Liliana Peixinho -- Em uma crítica no blog " Salve, Cesar"  do colega jornalista Elieser Cesar, ele escreveu: "A classe operária não vai ao paraíso” – onde faz uma costura sobre seu trabalho como cronista da exploração do proletariado. No texto de Elieser Cesar há uma informação de que foi Amando Fontes, em Os Corumbas, romance de 1933, que introduziu a fábrica/exploração operária, na literatura. Só depois de quase 50 anos surge você e sua obra para aprofundar, reportar a exploração do operário com detalhes sobre as agruras no ambiente de trabalho. Ao longo de décadas e ampliação do trabalho operário como você observa essa literatura no Brasil?

Roniwalter Jatobá – Grande sacada de Elieser Cesar. Imediatamente, o jornalista nos remete à Itália das décadas de 1950, 1960 e 1970, quando o cinema daquele país revelou nas telas a miséria do seu povo após a Segunda Grande Guerra (1939-1945) e os dilemas da classe trabalhadora. Era o movimento conhecido como neorrealismo e que teve como expoentes, entre outros, Roberto Rosselini, Vittorio De Sica e Luchino Visconti. E, claro, o cineasta Elio Petri que dirigiu o filme A classe operária vai ao paraíso, de 1971. Elieser tem razão. A classe trabalhadora, pelo menos a que conheci nas periferias paulistanas e retratei em minha obra, não havia chegado nem ao purgatório.

     Na verdade, sempre defendo a tese do escritor Luiz Ruffato, que mostra que o operário, como personagem, foi pouco retratado na literatura brasileira. Segundo ele, antes dos meus textos, que saíram em livros como Sabor de química (Prêmio Escrita de Literatura, 1976), Crônicas da vida operária (Finalista do Prêmio Casa das Américas 1978, em Cuba), Paragens (Finalista do Prêmio Jabuti 2005, São Paulo), Cheiro de chocolate e outras histórias (Prêmio Jabuti 2013) e Alguém para amar a vida inteira, o trabalhador urbano só podia ser entrevisto em um que outro romance – O cortiço, de Aluísio Azevedo, de 1890, Os Corumbas, de Amando Fontes, de 1933, O moleque Ricardo, de José Lins do Rego, de 1935 – ou em um que outro conto – de autores como Mário de Andrade e Alcântara Machado. Por que isso acontece? Talvez porque entre muitos escritores, em geral oriundos da classe média ou rica, poucos viveram a experiência operária. Ou seja, morar na periferia e trabalhar numa fábrica. De acordo com o poeta Ruy Espinheira, em resenha sobre Contos Antológicos, publicada em A Tarde (Salvador, 18/7/2009) “escrevo sobre a vida que conheci como nordestino migrante, motorista de caminhão, trabalhador de construção civil e fábrica, buscando condições melhores em São Paulo. Não tive nenhuma intenção de tratar cientificamente fatos e personagens, não levantei teses sociais.
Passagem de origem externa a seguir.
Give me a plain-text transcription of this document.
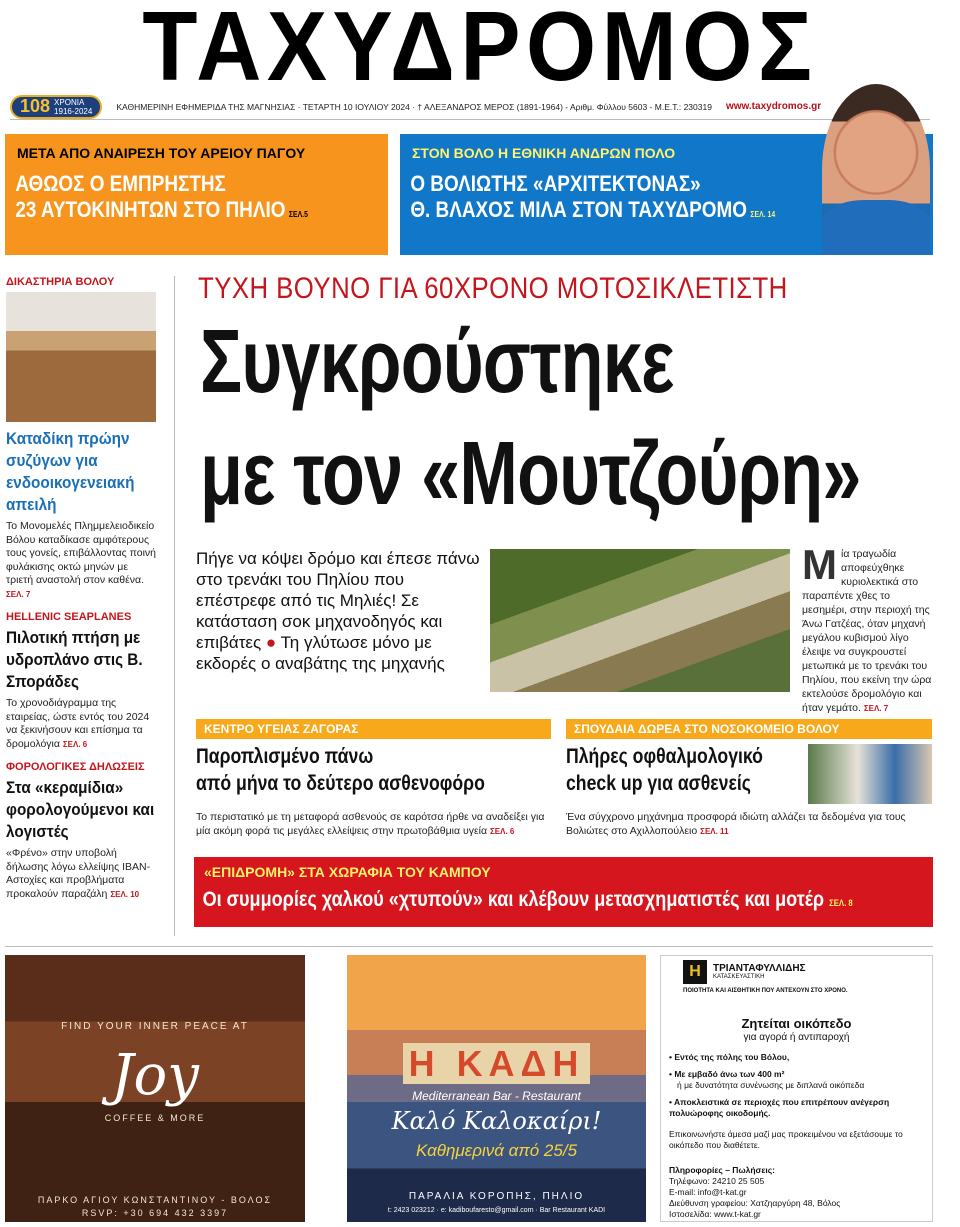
ΤΑΧΥΔΡΟΜΟΣ
108 ΧΡΟΝΙΑ
1916-2024	ΚΑΘΗΜΕΡΙΝΗ ΕΦΗΜΕΡΙΔΑ ΤΗΣ ΜΑΓΝΗΣΙΑΣ · ΤΕΤΑΡΤΗ 10 ΙΟΥΛΙΟΥ 2024 · † ΑΛΕΞΑΝΔΡΟΣ ΜΕΡΟΣ (1891-1964) - Αριθμ. Φύλλου 5603 - Μ.Ε.Τ.: 230319 www.taxydromos.gr
ΜΕΤΑ ΑΠΟ ΑΝΑΙΡΕΣΗ ΤΟΥ ΑΡΕΙΟΥ ΠΑΓΟΥ
ΑΘΩΟΣ Ο ΕΜΠΡΗΣΤΗΣ
23 ΑΥΤΟΚΙΝΗΤΩΝ ΣΤΟ ΠΗΛΙΟ ΣΕΛ.5
ΣΤΟΝ ΒΟΛΟ Η ΕΘΝΙΚΗ ΑΝΔΡΩΝ ΠΟΛΟ
Ο ΒΟΛΙΩΤΗΣ «ΑΡΧΙΤΕΚΤΟΝΑΣ»
Θ. ΒΛΑΧΟΣ ΜΙΛΑ ΣΤΟΝ ΤΑΧΥΔΡΟΜΟ ΣΕΛ. 14
ΔΙΚΑΣΤΗΡΙΑ ΒΟΛΟΥ
Καταδίκη πρώην συζύγων για ενδοοικογενειακή απειλή
Το Μονομελές Πλημμελειοδικείο Βόλου καταδίκασε αμφότερους τους γονείς, επιβάλλοντας ποινή φυλάκισης οκτώ μηνών με τριετή αναστολή στον καθένα. ΣΕΛ. 7
HELLENIC SEAPLANES
Πιλοτική πτήση με υδροπλάνο στις Β. Σποράδες
Το χρονοδιάγραμμα της εταιρείας, ώστε εντός του 2024 να ξεκινήσουν και επίσημα τα δρομολόγια ΣΕΛ. 6
ΦΟΡΟΛΟΓΙΚΕΣ ΔΗΛΩΣΕΙΣ
Στα «κεραμίδια» φορολογούμενοι και λογιστές
«Φρένο» στην υποβολή δήλωσης λόγω ελλείψης ΙΒΑΝ- Αστοχίες και προβλήματα προκαλούν παραζάλη ΣΕΛ. 10
ΤΥΧΗ ΒΟΥΝΟ ΓΙΑ 60ΧΡΟΝΟ ΜΟΤΟΣΙΚΛΕΤΙΣΤΗ
Συγκρούστηκε
με τον «Μουτζούρη»
Πήγε να κόψει δρόμο και έπεσε πάνω στο τρενάκι του Πηλίου που επέστρεφε από τις Μηλιές! Σε κατάσταση σοκ μηχανοδηγός και επιβάτες ● Τη γλύτωσε μόνο με εκδορές ο αναβάτης της μηχανής
Μία τραγωδία αποφεύχθηκε κυριολεκτικά στο παραπέντε χθες το μεσημέρι, στην περιοχή της Άνω Γατζέας, όταν μηχανή μεγάλου κυβισμού λίγο έλειψε να συγκρουστεί μετωπικά με το τρενάκι του Πηλίου, που εκείνη την ώρα εκτελούσε δρομολόγιο και ήταν γεμάτο. ΣΕΛ. 7
ΚΕΝΤΡΟ ΥΓΕΙΑΣ ΖΑΓΟΡΑΣ
Παροπλισμένο πάνω
από μήνα το δεύτερο ασθενοφόρο
Το περιστατικό με τη μεταφορά ασθενούς σε καρότσα ήρθε να αναδείξει για μία ακόμη φορά τις μεγάλες ελλείψεις στην πρωτοβάθμια υγεία ΣΕΛ. 6
ΣΠΟΥΔΑΙΑ ΔΩΡΕΑ ΣΤΟ ΝΟΣΟΚΟΜΕΙΟ ΒΟΛΟΥ
Πλήρες οφθαλμολογικό
check up για ασθενείς
Ένα σύγχρονο μηχάνημα προσφορά ιδιώτη αλλάζει τα δεδομένα για τους Βολιώτες στο Αχιλλοπούλειο ΣΕΛ. 11
«ΕΠΙΔΡΟΜΗ» ΣΤΑ ΧΩΡΑΦΙΑ ΤΟΥ ΚΑΜΠΟΥ
Οι συμμορίες χαλκού «χτυπούν» και κλέβουν μετασχηματιστές και μοτέρ ΣΕΛ. 8
FIND YOUR INNER PEACE AT
Joy
COFFEE & MORE
ΠΑΡΚΟ ΑΓΙΟΥ ΚΩΝΣΤΑΝΤΙΝΟΥ - ΒΟΛΟΣ
RSVP: +30 694 432 3397
Η ΚΑΔΗ
Mediterranean Bar - Restaurant
Καλό Καλοκαίρι!
Καθημερινά από 25/5
ΠΑΡΑΛΙΑ ΚΟΡΟΠΗΣ, ΠΗΛΙΟ
t: 2423 023212 · e: kadiboufaresto@gmail.com · Bar Restaurant KADI
H	ΤΡΙΑΝΤΑΦΥΛΛΙΔΗΣ
ΚΑΤΑΣΚΕΥΑΣΤΙΚΗ
ΠΟΙΟΤΗΤΑ ΚΑΙ ΑΙΣΘΗΤΙΚΗ ΠΟΥ ΑΝΤΕΧΟΥΝ ΣΤΟ ΧΡΟΝΟ.
Ζητείται οικόπεδο
για αγορά ή αντιπαροχή
• Εντός της πόλης του Βόλου,
• Με εμβαδό άνω των 400 m²
ή με δυνατότητα συνένωσης με διπλανά οικόπεδα
• Αποκλειστικά σε περιοχές που επιτρέπουν ανέγερση πολυώροφης οικοδομής.
Επικοινωνήστε άμεσα μαζί μας προκειμένου να εξετάσουμε το οικόπεδο που διαθέτετε.
Πληροφορίες – Πωλήσεις:
Τηλέφωνο: 24210 25 505
E-mail: info@t-kat.gr
Διεύθυνση γραφείου: Χατζηαργύρη 48, Βόλος
Ιστοσελίδα: www.t-kat.gr
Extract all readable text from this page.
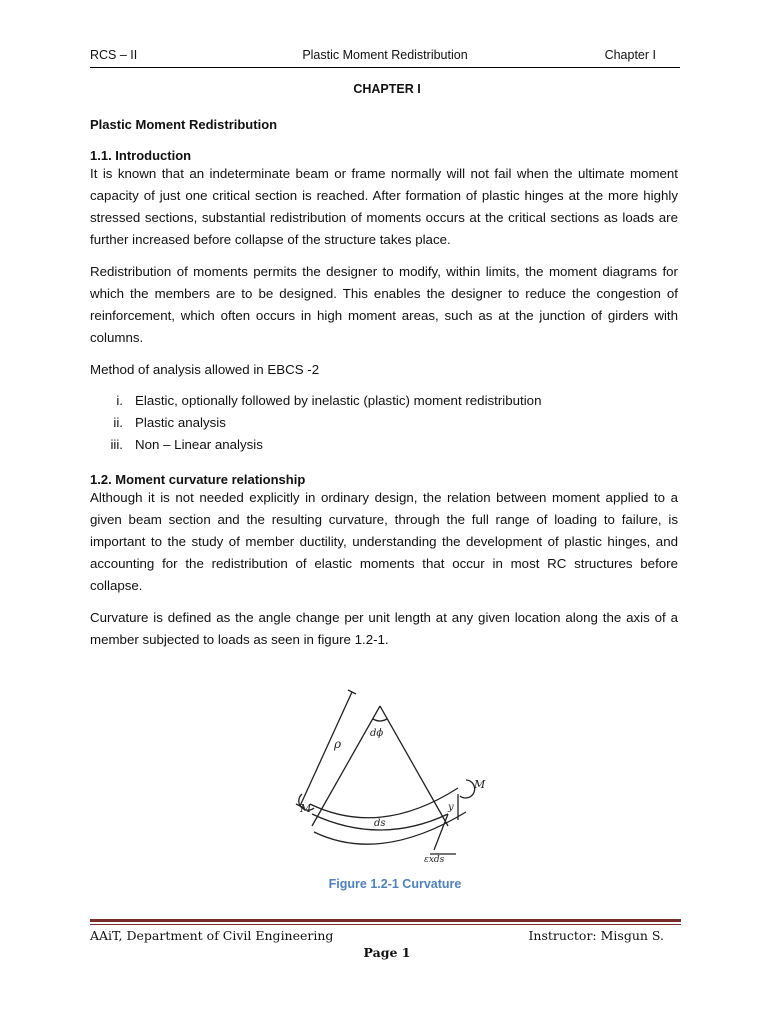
RCS – II	Plastic Moment Redistribution	Chapter I
CHAPTER I
Plastic Moment Redistribution
1.1. Introduction

It is known that an indeterminate beam or frame normally will not fail when the ultimate moment capacity of just one critical section is reached. After formation of plastic hinges at the more highly stressed sections, substantial redistribution of moments occurs at the critical sections as loads are further increased before collapse of the structure takes place.

Redistribution of moments permits the designer to modify, within limits, the moment diagrams for which the members are to be designed. This enables the designer to reduce the congestion of reinforcement, which often occurs in high moment areas, such as at the junction of girders with columns.

Method of analysis allowed in EBCS -2

i. Elastic, optionally followed by inelastic (plastic) moment redistribution
ii. Plastic analysis
iii. Non – Linear analysis
1.2. Moment curvature relationship

Although it is not needed explicitly in ordinary design, the relation between moment applied to a given beam section and the resulting curvature, through the full range of loading to failure, is important to the study of member ductility, understanding the development of plastic hinges, and accounting for the redistribution of elastic moments that occur in most RC structures before collapse.

Curvature is defined as the angle change per unit length at any given location along the axis of a member subjected to loads as seen in figure 1.2-1.

ρ
dϕ
M
M
ds
y
εxds
Figure 1.2-1 Curvature
AAiT, Department of Civil Engineering	Instructor: Misgun S.
Page 1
Minha partida, claro, foi a experiência real, porém não escrevi como historiador, antropólogo ou sociólogo, muito menos cultivando correções políticas – e sim como escritor.”
 
Liliana Peixinho -- Tempos atrás escrevi sobre um "êxodo ao contrário", ao observar que muitos nordestinos estão retornando às suas origens. Cenário acentuado, principalmente na pandemia, com seus efeitos no desemprego.  Podemos dizer, como jornalistas, que a literatura tem campo para escrever sobre a proliferação de histórias/personagens como Tiziu?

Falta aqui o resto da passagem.